Reading Ian McEwan’s “Machines Like Me”

April 26, 2019
Sayreville, New Jersey

It is 1982, and England has just suffered a devastating defeat in the Falklands War. Argentina had managed to obtain some Exocet Series 8 missiles equipped with A.I. targeting software that inflicted enormous damage on Britain’s warships and left almost 3,000 dead. This software, however, had an innocent origin: It was based on open-source facial-recognition algorithms that Alan Turing had designed in the 1960s to help people with the face-blindness condition known as prosopagnosia.

Machines Like Me by Ian McEwan

In the 1982 of Ian McEwan’s new novel Machines Like Me, Sir Alan Turing is a 70-year-old elder statesman of the computer revolution. Rather than accept estrogen treatments as punishment for his 1952 conviction of gross indecency (and his suicide two years later), this alt-Turing decided to go to jail. He spent his incarceration doing mathematics, even making headway on the P versus NP problem two decades before it was even formulated. By 1968, he and a colleague had written a program that beat masters at the game of Go.

It is therefore not unbelievable that 1982 is also the year in which synthetic humans are first made available for purchase. The 13 “Eve” models are sold out almost immediately, but the narrator of Machines Like Me — a 32-year-old unemployed and unsuccessful online currency trader named Charlie Friend — comes into some unexpected inheritance money and (perhaps foolishly) spends £86,000 for one of the twelve “Adam” models. He has an idea that he would invite his neighbor Miranda to help program Adam’s personality.
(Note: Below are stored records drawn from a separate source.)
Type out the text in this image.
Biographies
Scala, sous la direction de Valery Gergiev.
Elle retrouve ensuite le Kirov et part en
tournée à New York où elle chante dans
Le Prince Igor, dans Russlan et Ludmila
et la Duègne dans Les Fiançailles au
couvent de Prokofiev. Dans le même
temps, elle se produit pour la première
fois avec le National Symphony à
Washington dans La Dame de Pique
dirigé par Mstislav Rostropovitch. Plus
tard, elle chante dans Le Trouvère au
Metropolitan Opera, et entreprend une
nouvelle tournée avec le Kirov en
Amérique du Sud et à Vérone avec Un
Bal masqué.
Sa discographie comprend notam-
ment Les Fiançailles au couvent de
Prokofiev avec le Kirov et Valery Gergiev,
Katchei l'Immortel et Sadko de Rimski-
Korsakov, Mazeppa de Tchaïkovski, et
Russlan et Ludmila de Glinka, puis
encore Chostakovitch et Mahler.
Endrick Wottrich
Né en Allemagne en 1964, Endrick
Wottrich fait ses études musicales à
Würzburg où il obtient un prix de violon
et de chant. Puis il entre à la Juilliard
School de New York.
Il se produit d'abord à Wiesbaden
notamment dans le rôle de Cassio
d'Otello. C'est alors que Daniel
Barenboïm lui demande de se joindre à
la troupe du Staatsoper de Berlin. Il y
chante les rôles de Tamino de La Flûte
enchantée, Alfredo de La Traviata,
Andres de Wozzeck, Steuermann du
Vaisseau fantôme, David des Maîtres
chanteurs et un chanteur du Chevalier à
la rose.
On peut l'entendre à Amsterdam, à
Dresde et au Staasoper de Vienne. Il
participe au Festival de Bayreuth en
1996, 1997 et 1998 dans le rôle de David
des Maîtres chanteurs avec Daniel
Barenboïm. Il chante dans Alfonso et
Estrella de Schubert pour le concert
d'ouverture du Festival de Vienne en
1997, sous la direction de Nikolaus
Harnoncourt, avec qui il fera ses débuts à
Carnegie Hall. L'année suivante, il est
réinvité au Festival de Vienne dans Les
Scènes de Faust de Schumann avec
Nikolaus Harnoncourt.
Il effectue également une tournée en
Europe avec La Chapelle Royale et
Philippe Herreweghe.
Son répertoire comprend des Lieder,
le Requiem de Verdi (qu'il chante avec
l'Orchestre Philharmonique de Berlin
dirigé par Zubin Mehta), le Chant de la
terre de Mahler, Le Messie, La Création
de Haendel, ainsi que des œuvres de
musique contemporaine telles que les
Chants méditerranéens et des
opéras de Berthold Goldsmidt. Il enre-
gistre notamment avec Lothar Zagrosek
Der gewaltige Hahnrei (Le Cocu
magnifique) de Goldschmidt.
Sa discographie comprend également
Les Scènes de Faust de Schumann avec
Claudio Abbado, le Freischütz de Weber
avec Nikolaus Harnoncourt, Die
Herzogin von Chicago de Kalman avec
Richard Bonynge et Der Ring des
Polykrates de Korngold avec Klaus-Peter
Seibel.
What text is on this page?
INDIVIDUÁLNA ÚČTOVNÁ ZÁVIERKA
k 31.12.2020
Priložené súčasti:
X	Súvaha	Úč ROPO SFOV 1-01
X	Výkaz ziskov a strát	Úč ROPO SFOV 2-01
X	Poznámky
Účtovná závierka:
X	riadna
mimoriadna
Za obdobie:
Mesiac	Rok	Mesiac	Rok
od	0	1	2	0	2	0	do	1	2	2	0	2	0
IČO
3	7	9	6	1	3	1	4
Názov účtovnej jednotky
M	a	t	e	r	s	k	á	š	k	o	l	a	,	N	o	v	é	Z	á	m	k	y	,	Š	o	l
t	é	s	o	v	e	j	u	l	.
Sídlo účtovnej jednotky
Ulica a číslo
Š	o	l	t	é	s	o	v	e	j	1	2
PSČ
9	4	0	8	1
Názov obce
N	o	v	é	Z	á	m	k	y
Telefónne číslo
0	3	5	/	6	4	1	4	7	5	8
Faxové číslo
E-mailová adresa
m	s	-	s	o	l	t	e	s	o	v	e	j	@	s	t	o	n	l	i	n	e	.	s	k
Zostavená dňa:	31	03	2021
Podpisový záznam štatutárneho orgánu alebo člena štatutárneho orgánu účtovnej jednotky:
They would bond over the experience (rather like raising their own child) and love would ensue.

Ian McEwan likes taking literary risks: His previous novel was narrated by an unborn child inside his mother’s womb. The risk in Machines Like Me is that the subject of sentient machines has been done to death in literature, movies, and television programs, and Charlie even admits that on the first page:

But artificial humans were a cliché long before they arrived, so when they did, they seemed to some a disappointment. The imagination, fleeter than history, than technological advance, had already rehearsed this future in books, films and TV dramas, as if human actors, walking with a certain glazed look, phony head movements, some stiffness in the lower back, could prepare us for life with our cousins of the future.

And that’s the last I’m going to quote because anyone familiar with McEwan novels knows that they go off in unexpected directions. McEwan is less interested in the science, technology, and software than the moral implications of artificial intelligence, and the peculiar relationship of human reason and emotions. At the core of Machines Like Me are two very personal moral problems that Charlie and Miranda must grapple with, and the special insights (and actions) that Adam brings to the table.

As with McEwan’s 2016 novel Nutshell, I had my doubts that Machines Like Me could be successfully resolved. But an exceptionally satisfying appearance by Alan Turing in the last ten pages makes it clear why McEwan is one of the English language’s best authors.